Clustering Information Distance by Nested-Lattice Compression

oleh: Su Gao, Luhai Fan

Format: Article
Diterbitkan: IEEE 2019-01-01

Deskripsi

Clustering of mixed dataset is one of the key issues in complex system architecture decomposition and many other pattern recognition applications. Recent development of machine learning techniques, especially deep neural network models significantly boost clustering performance, whereas theoretical analysis explaining why it works and how to further improve the performance is limited in literature. From the information theoretical point of view, information distance based on Kolmogorov complexity captures non-feature similarities and works as an absolute information measure. Thus, it is valuable to model the clustering process of mixed discrete and continuous datasets with this generalized similarity measure, and investigate the practical implementation of the information distance, compression distance, to make it work within the machine learning-enabled clustering schemes.
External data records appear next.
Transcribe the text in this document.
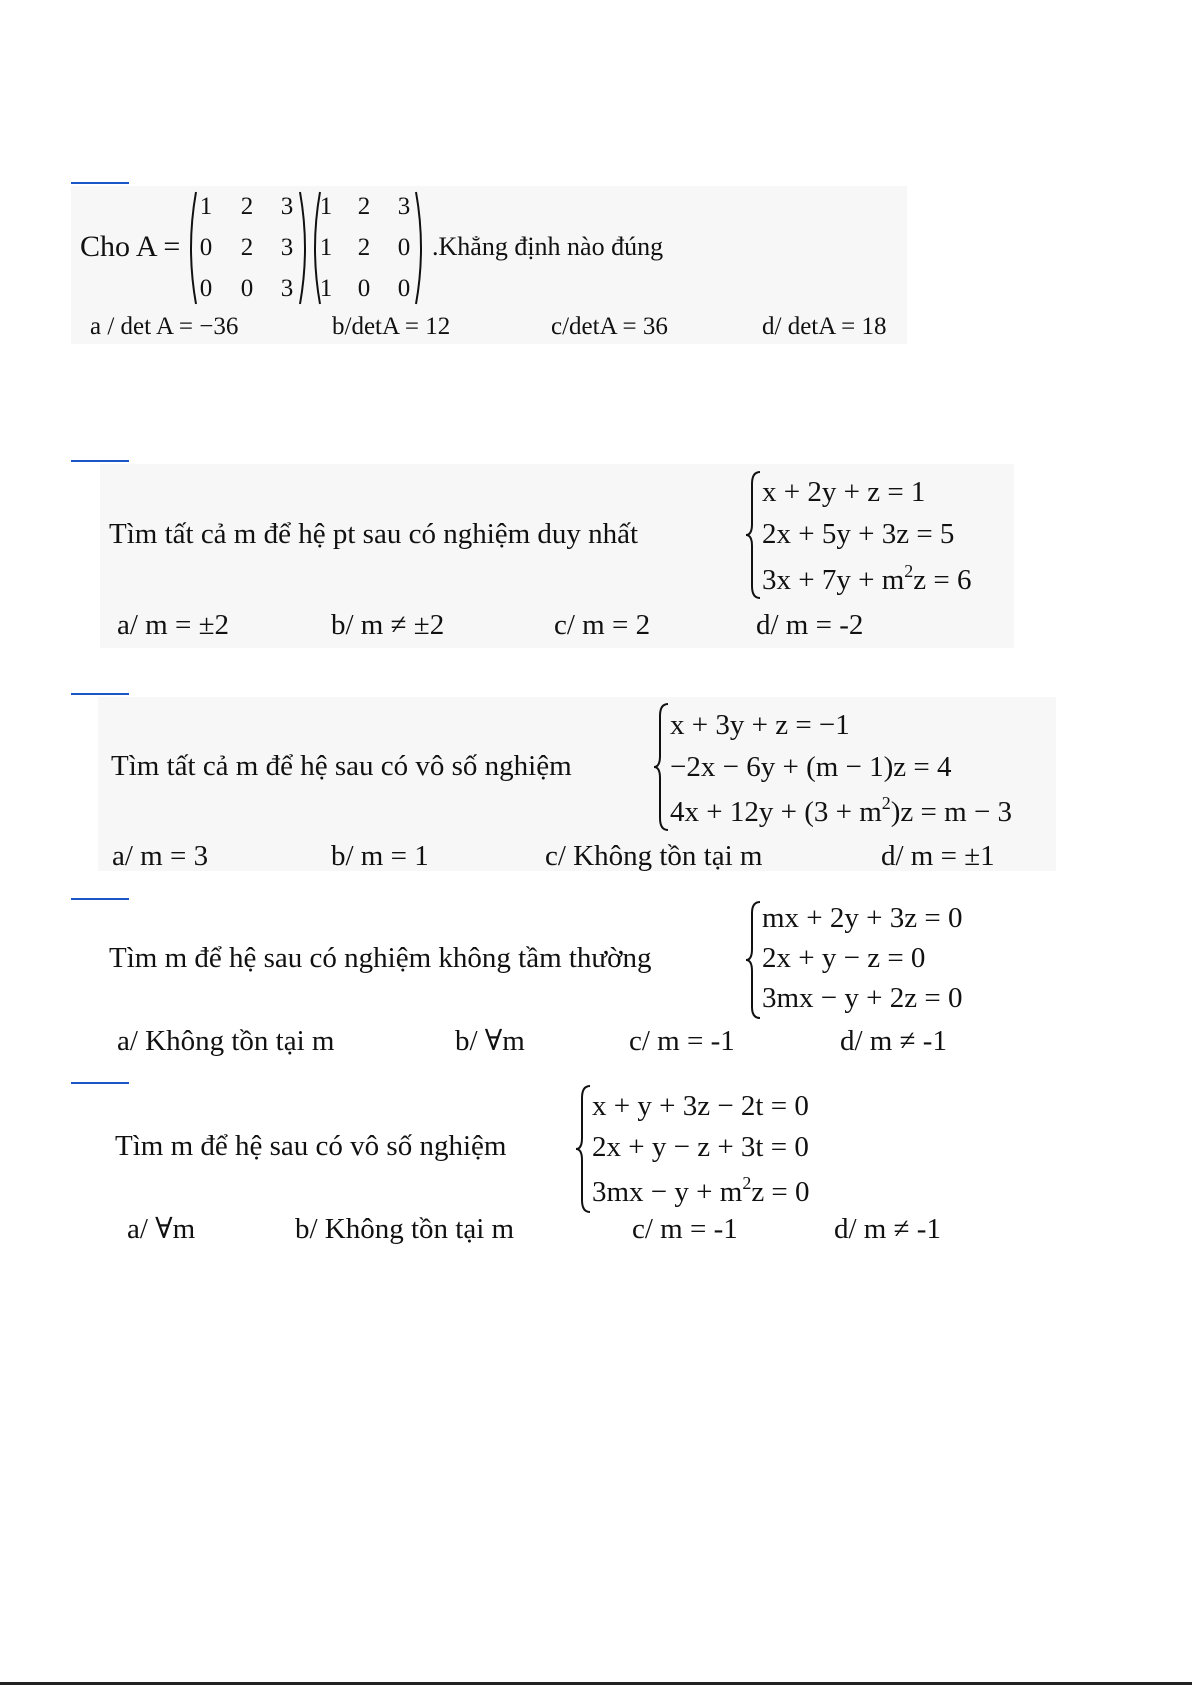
Cho A =
1 2 3
0 2 3
0 0 3
1 2 3
1 2 0
1 0 0
.Khẳng định nào đúng
a / det A = −36	b/detA = 12	c/detA = 36	d/ detA = 18
Tìm tất cả m để hệ pt sau có nghiệm duy nhất
x + 2y + z = 1
2x + 5y + 3z = 5
$3x + 7y + m^2z = 6$
a/ m = ±2	b/ m ≠ ±2	c/ m = 2	d/ m = -2
Tìm tất cả m để hệ sau có vô số nghiệm
x + 3y + z = −1
−2x − 6y + (m − 1)z = 4
$4x + 12y + (3 + m^2)z = m - 3$
a/ m = 3	b/ m = 1	c/ Không tồn tại m	d/ m = ±1
Tìm m để hệ sau có nghiệm không tầm thường
mx + 2y + 3z = 0
2x + y − z = 0
3mx − y + 2z = 0
a/ Không tồn tại m	b/ ∀m	c/ m = -1	d/ m ≠ -1
Tìm m để hệ sau có vô số nghiệm
x + y + 3z − 2t = 0
2x + y − z + 3t = 0
$3mx - y + m^2z = 0$
a/ ∀m	b/ Không tồn tại m	c/ m = -1	d/ m ≠ -1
In this paper, a generative adversarial network (GAN)-based deep clustering scheme is modified to compare the similarities of the original data in order to reduce the deviation of projected features from real data characteristics. The compression distance is extended to be computable for continuous data with the assistance of the Wyner-Ziv setup, where theoretical limit is given via asymptotically optimal nested lattices. Flatness-based analysis is carried out with distance upper bound derived for non-vanishing flatness factor. Practical distance calculation is derived to incorporate with neural-network-based clustering. Simulation via practical lattice codes illustrates the consistency of the design and shows its potential effectiveness in clustering applications.